Objective: Histological assessment of liver fibrosis is important in the management of chronic hepatitis B (CHB) infection but poorly accepted by patients because of its invasiveness. The aim of this study was to develop a noninvasive model to assess liver fibrosis in CHB patients using clinical and routine laboratory data.
Patients and methods: This was a retrospective study on 235 treatment-naive viremic CHB patients. Univariate analysis of data from the training cohort (n = 150) followed by multivariate logistic regression were performed to identify independent predictors of significant fibrosis and generate predictive models. The models were validated with the remaining patients or validation cohort (n = 85) and by receiver operating characteristics (ROC) analysis.

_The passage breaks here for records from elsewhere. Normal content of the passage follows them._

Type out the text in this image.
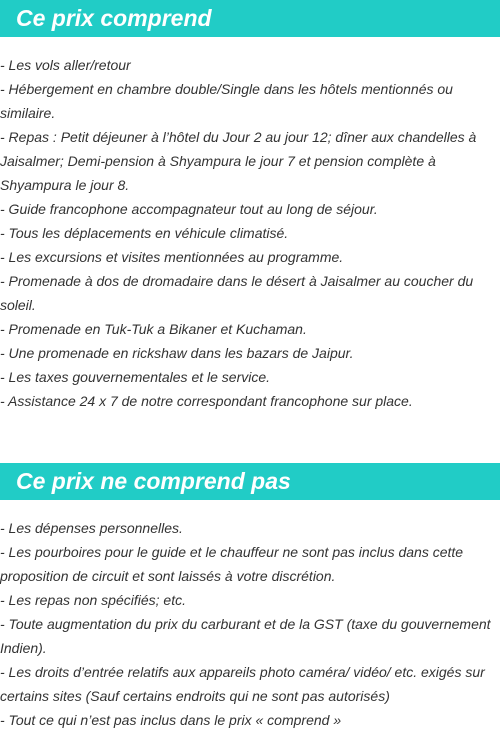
Ce prix comprend
- Les vols aller/retour
- Hébergement en chambre double/Single dans les hôtels mentionnés ou similaire.
- Repas : Petit déjeuner à l’hôtel du Jour 2 au jour 12; dîner aux chandelles à Jaisalmer; Demi-pension à Shyampura le jour 7 et pension complète à Shyampura le jour 8.
- Guide francophone accompagnateur tout au long de séjour.
- Tous les déplacements en véhicule climatisé.
- Les excursions et visites mentionnées au programme.
- Promenade à dos de dromadaire dans le désert à Jaisalmer au coucher du soleil.
- Promenade en Tuk-Tuk a Bikaner et Kuchaman.
- Une promenade en rickshaw dans les bazars de Jaipur.
- Les taxes gouvernementales et le service.
- Assistance 24 x 7 de notre correspondant francophone sur place.
Ce prix ne comprend pas
- Les dépenses personnelles.
- Les pourboires pour le guide et le chauffeur ne sont pas inclus dans cette proposition de circuit et sont laissés à votre discrétion.
- Les repas non spécifiés; etc.
- Toute augmentation du prix du carburant et de la GST (taxe du gouvernement Indien).
- Les droits d’entrée relatifs aux appareils photo caméra/ vidéo/ etc. exigés sur certains sites (Sauf certains endroits qui ne sont pas autorisés)
- Tout ce qui n’est pas inclus dans le prix « comprend »
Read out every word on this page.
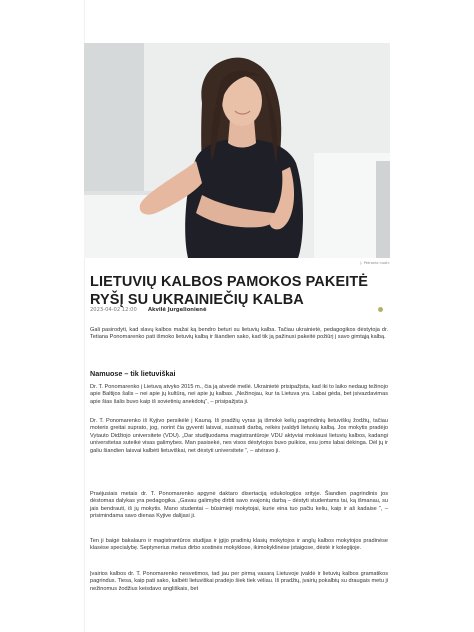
J. Petronio nuotr.
LIETUVIŲ KALBOS PAMOKOS PAKEITĖ RYŠĮ SU UKRAINIEČIŲ KALBA
2023-04-02 12:00 Akvilė Jurgelionienė

Gali pasirodyti, kad slavų kalbos mažai ką bendro beturi su lietuvių kalba. Tačiau ukrainietė, pedagogikos dėstytoja dr. Tetiana Ponomarenko pati išmoko lietuvių kalbą ir šiandien sako, kad tik ją pažinusi pakeitė požiūrį į savo gimtąją kalbą.

Namuose – tik lietuviškai

Dr. T. Ponomarenko į Lietuvą atvyko 2015 m., čia ją atvedė meilė. Ukrainietė prisipažįsta, kad iki to laiko nedaug težinojo apie Baltijos šalis – nei apie jų kultūrą, nei apie jų kalbas. „Nežinojau, kur ta Lietuva yra. Labai gėda, bet įsivazdavimas apie šias šalis buvo kaip iš sovietinių anekdotų“, – prisipažįsta ji.

Dr. T. Ponomarenko iš Kyjivo persikėlė į Kauną. Iš pradžių vyras ją išmokė kelių pagrindinių lietuviškų žodžių, tačiau moteris greitai suprato, jog, norint čia gyventi laisvai, susirasti darbą, reikės įvaldyti lietuvių kalbą. Jos mokytis pradėjo Vytauto Didžiojo universitete (VDU). „Dar studijuodama magistrantūroje VDU aktyviai mokiausi lietuvių kalbos, kadangi universitetas suteikė visas galimybes. Man pasisekė, nes visos dėstytojos buvo puikios, esu joms labai dėkinga. Dėl jų ir galiu šiandien laisvai kalbėti lietuviškai, net dėstyti universitete “, – atviravo ji.

Praėjusiais metais dr. T. Ponomarenko apgynė daktaro disertaciją edukologijos srityje. Šiandien pagrindinis jos dėstomas dalykas yra pedagogika. „Gavau galimybę dirbti savo svajonių darbą – dėstyti studentams tai, ką išmanau, su jais bendrauti, iš jų mokytis. Mano studentai – būsimieji mokytojai, kurie eina tuo pačiu keliu, kaip ir aš kadaise “, – prisimindama savo dienas Kyjive dalijasi ji.

Ten ji baigė bakalauro ir magistrantūros studijas ir įgijo pradinių klasių mokytojos ir anglų kalbos mokytojos pradinėse klasėse specialybę. Septynerius metus dirbo sostinės mokyklose, ikimokyklinėse įstaigose, dėstė ir kolegijoje.

Įvairios kalbos dr. T. Ponomarenko nesvetimos, tad jau per pirmą vasarą Lietuvoje įvaldė ir lietuvių kalbos gramatikos pagrindus. Tiesa, kaip pati sako, kalbėti lietuviškai pradėjo šiek tiek vėliau. Iš pradžių, įvairių pokalbių su draugais metu ji nežinomus žodžius keisdavo angliškais, bet
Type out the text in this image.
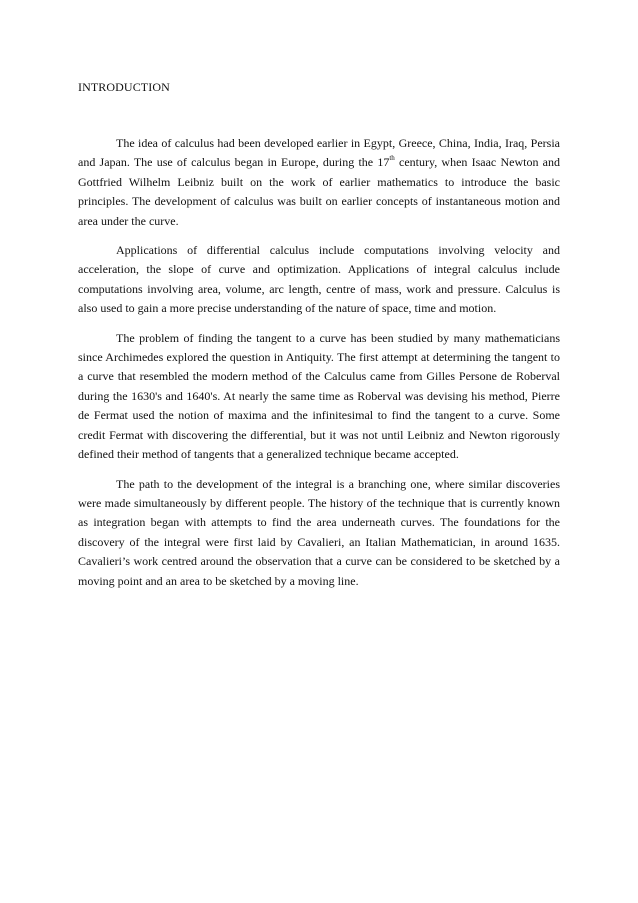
INTRODUCTION

The idea of calculus had been developed earlier in Egypt, Greece, China, India, Iraq, Persia and Japan. The use of calculus began in Europe, during the 17th century, when Isaac Newton and Gottfried Wilhelm Leibniz built on the work of earlier mathematics to introduce the basic principles. The development of calculus was built on earlier concepts of instantaneous motion and area under the curve.

Applications of differential calculus include computations involving velocity and acceleration, the slope of curve and optimization. Applications of integral calculus include computations involving area, volume, arc length, centre of mass, work and pressure. Calculus is also used to gain a more precise understanding of the nature of space, time and motion.

The problem of finding the tangent to a curve has been studied by many mathematicians since Archimedes explored the question in Antiquity. The first attempt at determining the tangent to a curve that resembled the modern method of the Calculus came from Gilles Persone de Roberval during the 1630's and 1640's. At nearly the same time as Roberval was devising his method, Pierre de Fermat used the notion of maxima and the infinitesimal to find the tangent to a curve. Some credit Fermat with discovering the differential, but it was not until Leibniz and Newton rigorously defined their method of tangents that a generalized technique became accepted.

The path to the development of the integral is a branching one, where similar discoveries were made simultaneously by different people. The history of the technique that is currently known as integration began with attempts to find the area underneath curves. The foundations for the discovery of the integral were first laid by Cavalieri, an Italian Mathematician, in around 1635. Cavalieri’s work centred around the observation that a curve can be considered to be sketched by a moving point and an area to be sketched by a moving line.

Results: Body mass index (BMI), platelet count, serum albumin, and total bilirubin levels were identified as independent predictors of bridging fibrosis or cirrhosis (Ishak stage 3-6). ROC analysis was performed using the predictive probabilities derived from the regression models. The area under the ROC curve of the best model was 0.803 (95% CI: 0.729-0.878) for the training cohort, 0.765 (95% CI: 0.644-0.885) for the validation cohort, and 0.791 (95% CI: 0.728-0.854) for the entire cohort. Using the low cut-off probability of 0.15, significant fibrosis could be excluded in 83 patients of the total patient population (negative predictive value 0.92).
Conclusions: Our noninvasive model comprising BMI and three routine laboratory tests was accurate in predicting absence of significant fibrosis. Application of this model could provide useful additional information on the stage of disease, guide future management decisions, and potentially decrease the need for liver biopsy in some CHB patients.